In May, the county set aside funds to pay off a $50 million bond anticipation note maturing in October after the DOR held up tax distributions.
Moody's Investors Service said the move was credit positive because it ensured that investors would not be at risk of non-payment. Moody's rates the BANs MIG-1, and S&P Global Ratings rates them SP1-plus.
The BANs are general obligations of the county backed by the 1% sales tax. The county planned to roll over the notes for another year and take them out with a long-term bond issue in 2017.
The tax is projected to raise $1 billion for transportation projects over 22 years.

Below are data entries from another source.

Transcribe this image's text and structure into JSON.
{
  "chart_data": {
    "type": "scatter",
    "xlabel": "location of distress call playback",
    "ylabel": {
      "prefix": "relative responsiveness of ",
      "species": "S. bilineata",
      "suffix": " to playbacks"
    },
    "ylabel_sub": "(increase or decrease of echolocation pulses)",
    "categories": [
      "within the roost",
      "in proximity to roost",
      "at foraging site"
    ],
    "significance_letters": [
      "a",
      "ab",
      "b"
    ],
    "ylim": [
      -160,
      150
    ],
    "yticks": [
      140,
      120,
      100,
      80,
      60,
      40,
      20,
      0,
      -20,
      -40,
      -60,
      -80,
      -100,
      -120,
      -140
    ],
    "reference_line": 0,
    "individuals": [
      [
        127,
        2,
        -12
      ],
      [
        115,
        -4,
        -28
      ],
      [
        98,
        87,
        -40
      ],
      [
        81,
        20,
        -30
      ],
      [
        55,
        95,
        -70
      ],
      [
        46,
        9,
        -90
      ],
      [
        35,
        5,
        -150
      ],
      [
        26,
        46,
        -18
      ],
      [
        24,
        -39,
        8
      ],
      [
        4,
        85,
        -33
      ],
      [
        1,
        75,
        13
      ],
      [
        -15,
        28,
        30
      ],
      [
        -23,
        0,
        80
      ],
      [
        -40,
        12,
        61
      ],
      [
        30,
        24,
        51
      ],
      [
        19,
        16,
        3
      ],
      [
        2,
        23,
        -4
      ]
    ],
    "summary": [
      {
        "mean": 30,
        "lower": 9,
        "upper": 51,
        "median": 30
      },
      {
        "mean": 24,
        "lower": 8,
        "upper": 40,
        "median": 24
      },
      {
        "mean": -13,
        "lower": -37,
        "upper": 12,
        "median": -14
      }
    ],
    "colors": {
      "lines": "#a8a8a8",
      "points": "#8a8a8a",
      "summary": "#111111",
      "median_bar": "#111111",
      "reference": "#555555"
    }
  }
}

To date, more than 70 projects have been completed, according to the county.
The DOR began collecting the transportation tax May 1, 2013, and completed a seven-month investigation in December.
DOR Director Rick Reames said the Richland County Council had "misappropriated a significant amount of penny revenue," in a Dec. 3 letter to county administrator Anthony McDonald.
Reames also said that certain expenditures appeared to fall outside the parameters of tax laws and county ordinances, and that certain payments to the Project Development Team raised questions about "potential public corruption and fraud."
Reames letter didn't cite details about those payments, although the DOR's findings were turned over to the State Law Enforcement Division.
In addition to the inquiry, the South Carolina Public Interest Foundation notified the county in May that it intended to file a suit, according to The State newspaper in Columbia.
The watchdog group said it would attempt to block the county from spending any more transportation tax revenue until the county complies with local and state laws.